Pastoral Care, Control & Covid-19

I remember going away on a silent retreat three years ago. A friend had put the weekend together, so I recruited half a dozen young adults from our community and took them along. Each of them came with different spiritual and emotional baggage. One was in the trenches of a mental health crisis, another in the aftermath of a relationship breakdown, another carrying the pain of a missing parent most of their life.

As we entered into two days of silence, these pastoral concerns were amplified in my mind. I knew it would be tough for some of them. What would the silence offer them as they sat with these places of pain, and how would they process it? As a leader, I found my favourite tool - my voice - would no longer be there to comfort or counsel. I had to enter into a deeper place of trust with God, knowing that in the silence he would have to catch them where my words or arms could not. 

Lockdown took me back to this place again. As a shepherd, I found my flock dispersed across the hills of Wellington, with no crook to draw them back together. They would have to remain alone in the pastures, perhaps hearing me call occasionally in the distance over zoom or an email. 

One of the hardest people not to see was a young woman who was in acute mental health distress as we entered level 4. Her housing situation was volatile, and substance abuse had become her way of anaesthetising a series of powerful and painful internal challenges. All many of us could do was call from a distance, and commit her into the grace of God. I felt helpless to comfort her and control this volatile situation.

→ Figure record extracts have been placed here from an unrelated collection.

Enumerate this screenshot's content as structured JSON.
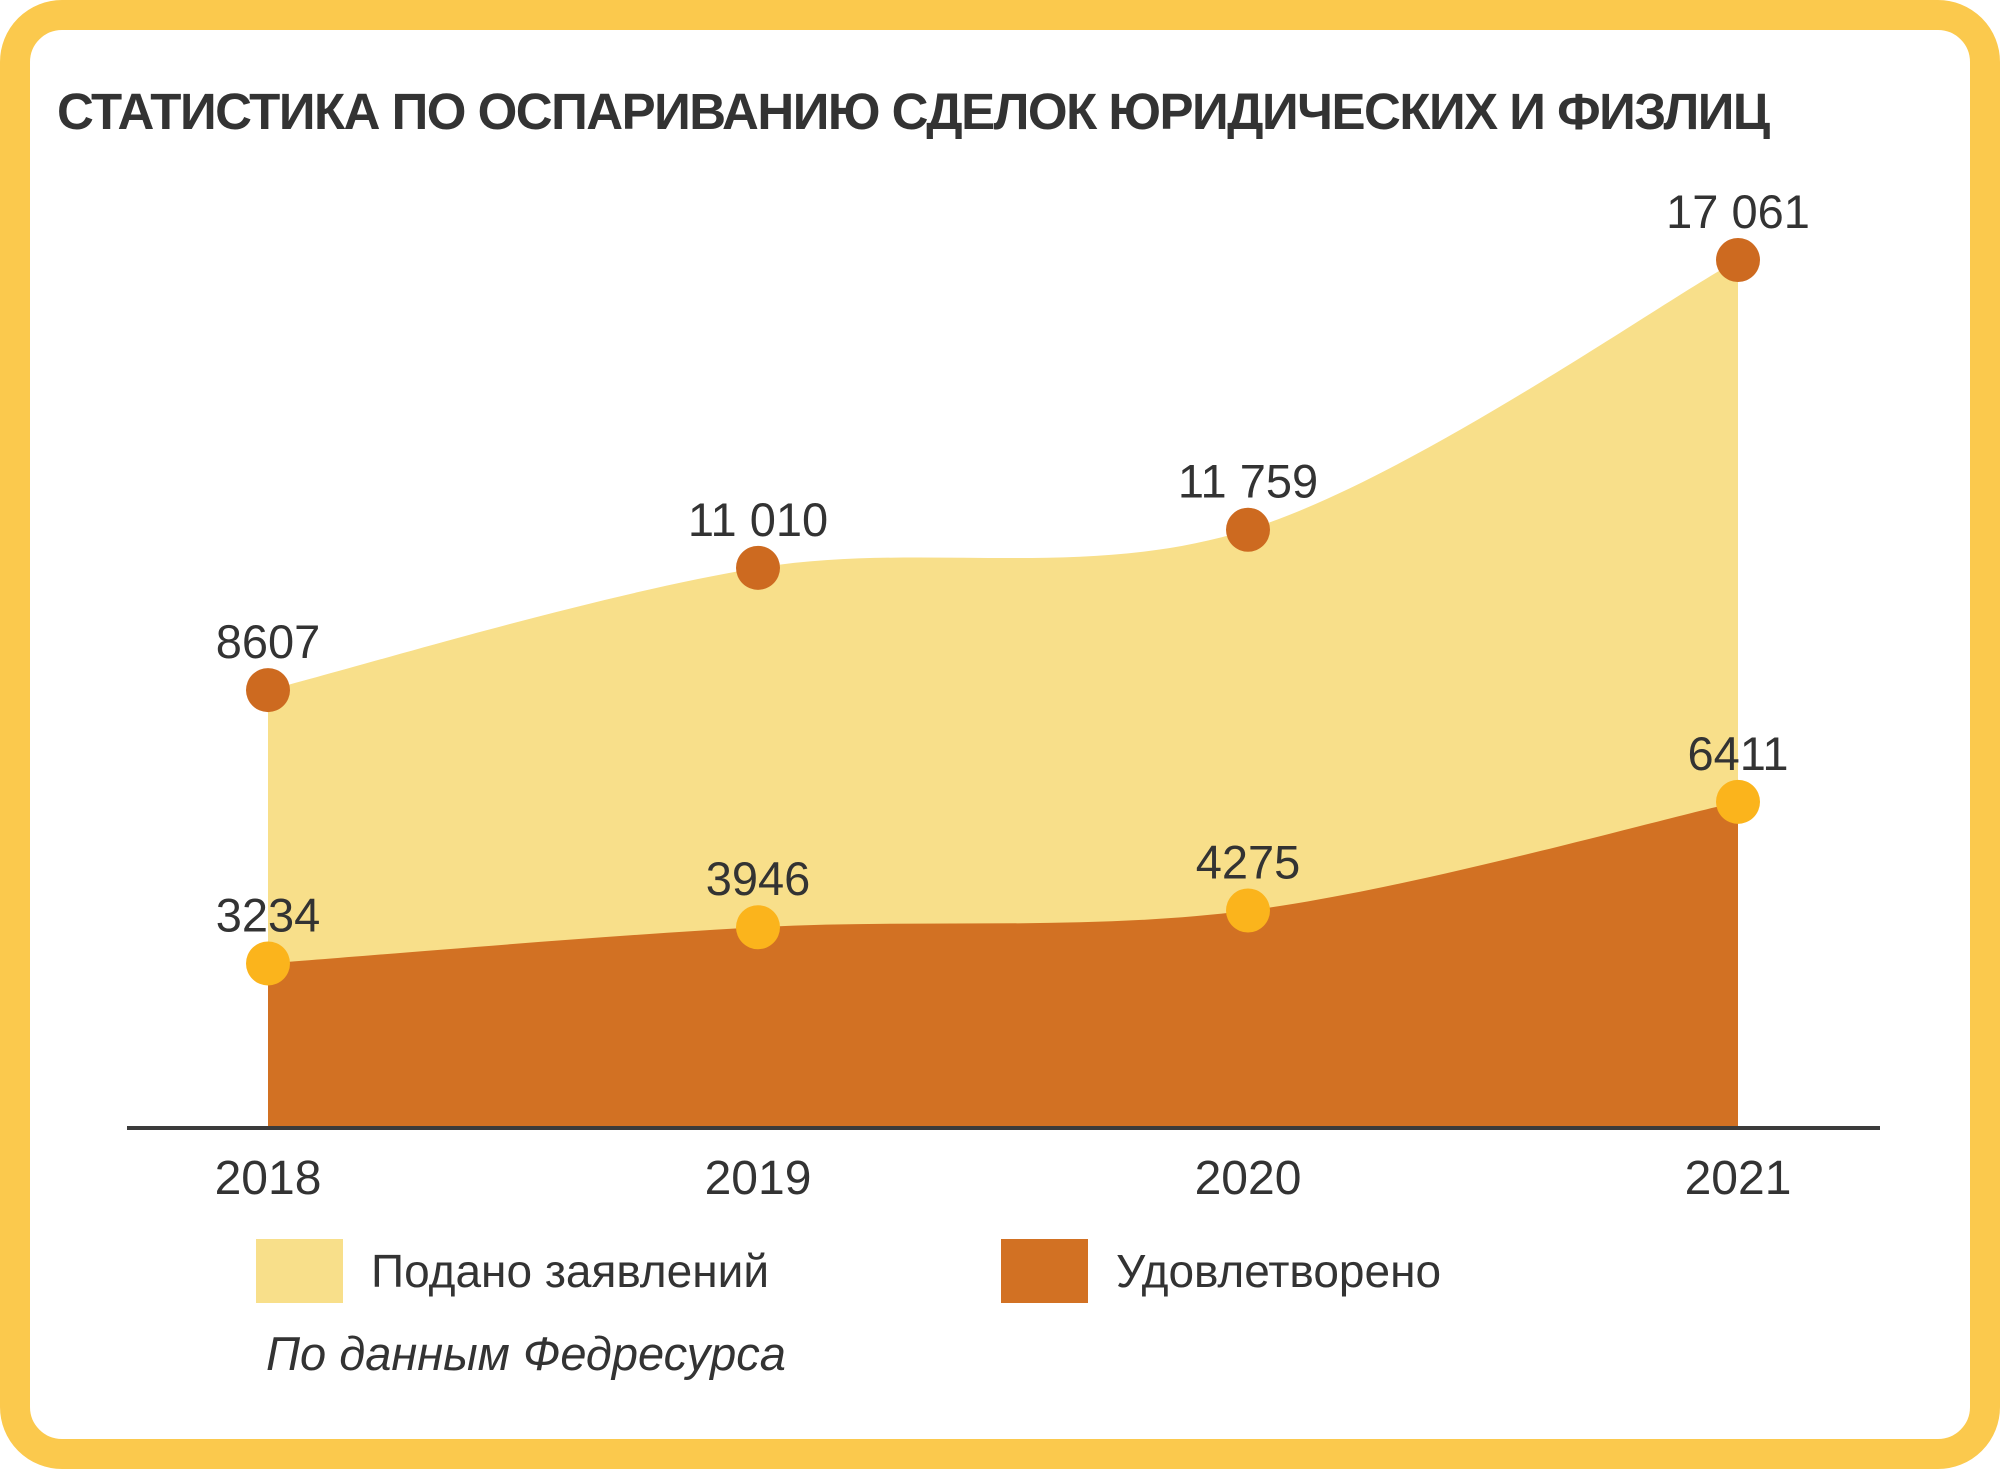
{
  "frame": {
    "border_color": "#FBC94D",
    "background_color": "#FFFFFF"
  },
  "title": "СТАТИСТИКА ПО ОСПАРИВАНИЮ СДЕЛОК ЮРИДИЧЕСКИХ И ФИЗЛИЦ",
  "source_note": "По данным Федресурса",
  "legend": {
    "items": [
      {
        "label": "Подано заявлений",
        "color": "#F8DF8A"
      },
      {
        "label": "Удовлетворено",
        "color": "#D27123"
      }
    ]
  },
  "chart_data": {
    "type": "area",
    "title": "СТАТИСТИКА ПО ОСПАРИВАНИЮ СДЕЛОК ЮРИДИЧЕСКИХ И ФИЗЛИЦ",
    "categories": [
      "2018",
      "2019",
      "2020",
      "2021"
    ],
    "series": [
      {
        "name": "Подано заявлений",
        "values": [
          8607,
          11010,
          11759,
          17061
        ],
        "labels": [
          "8607",
          "11 010",
          "11 759",
          "17 061"
        ],
        "area_color": "#F8DF8A",
        "marker_color": "#CD6A20"
      },
      {
        "name": "Удовлетворено",
        "values": [
          3234,
          3946,
          4275,
          6411
        ],
        "labels": [
          "3234",
          "3946",
          "4275",
          "6411"
        ],
        "area_color": "#D27123",
        "marker_color": "#FBB41C"
      }
    ],
    "xlabel": "",
    "ylabel": "",
    "ylim": [
      0,
      17061
    ],
    "grid": false,
    "legend_position": "bottom",
    "axis_color": "#3B3B3B",
    "label_color": "#333333",
    "source": "По данным Федресурса"
  }
}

And yet I shouldn’t have been surprised when God was adequate to the task. Where we could not speak, Jesus spoke. Where we could not hold, Jesus held. Where we could not reach her, Jesus reached her deeply. It turned out we were all much less essential than we thought we were. 

For many of us, Covid-19 created an interesting set of dilemmas for how best to care for people. But the greatest challenge to me was to realise I had spent too much time occupying the place of Christ. Rescuing people so eagerly and so often that I failed to allow the arms of God to be their greatest and most satisfying place of rest, refuge and sanctuary. 

I can be a good friend to people, but I make a lousy Jesus.

And as we all examine the many ways we do congregational worship differently post-lockdown, perhaps it is time for an honest reassessment of how we care for our communities of faith.

Are we caring for those around us because they need it, or is it because we need it? Are we pastoring in such a way as to lead our people into the arms of Christ, or is there some part of us which has mistaken our own hands for the hands of God? Was there a gift of lockdown that allows us to care even more wholeheartedly, but somehow to also hold more loosely so that Christ may do the true holding?

Not all caring actions are grounded in the care of Christ, and not all apparent acts of kindness are inherently loving. My prayer is that, as the People of God, we will grow ever softer towards God and our neighbours, and yet always yield the place of true salvation back to our Saviour.